Megan glanced back toward the window of the administration office. She noticed someone else on duty. A tall, thin, twentyish man with his black hair in a buzz cut stood on the other side of the window. He was looking down at something on his side of the counter.
Megan turned back toward the young man’s coworker, still outside with her back to the door, smoking her cigarette. Megan checked inside her purse. The various fake drivers’ licenses she had were in a plain white envelope.
She headed for the outside door and pushed it open.

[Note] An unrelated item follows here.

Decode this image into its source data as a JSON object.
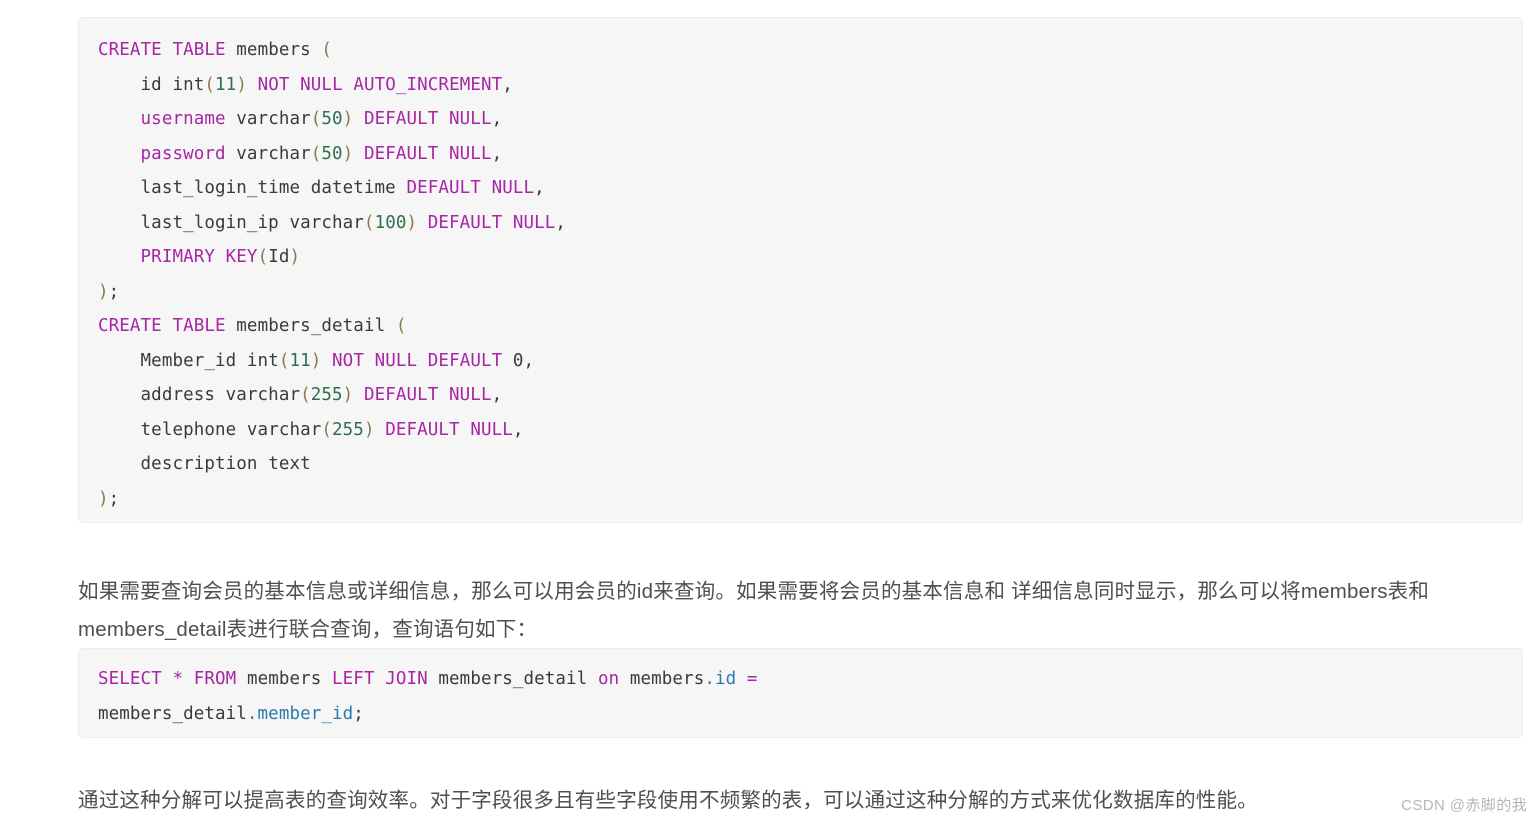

“Hey, thanks a lot for your help earlier!” Megan said, still holding the door open. “I got it all straightened out with Cornel… .”
The tawny-haired young woman gave her a slightly startled look, and then she seemed to work up a smile. “Well, that’s good,” she said, exhaling a cloud of smoke.
“Anyway, thanks,” Megan continued, maybe too enthusiastically. “I didn’t get your name. I’m sorry… .”
“Rebecca,” she said, with a slightly wary sidelong glance.
“Thanks, Rebecca,” Megan replied. She gave a nod toward the open doorway. “Hey, do you have a restroom in here anywhere?”
“Yeah, just hang a right, and go past the cafeteria. Then you’ll see it on your left.”
“Thanks again, Rebecca,” she said, ducking back into the building.
As she started toward the window to the administrative office, Megan took out the envelope with the drivers’ licenses in it. The young man with the buzz cut was still on the other side of the counter, reading something. Megan saw him lift a folded newspaper, and turn it over. She stopped dead as she caught a glimpse of her face on the front page. His eyes seemed riveted to the article he was reading.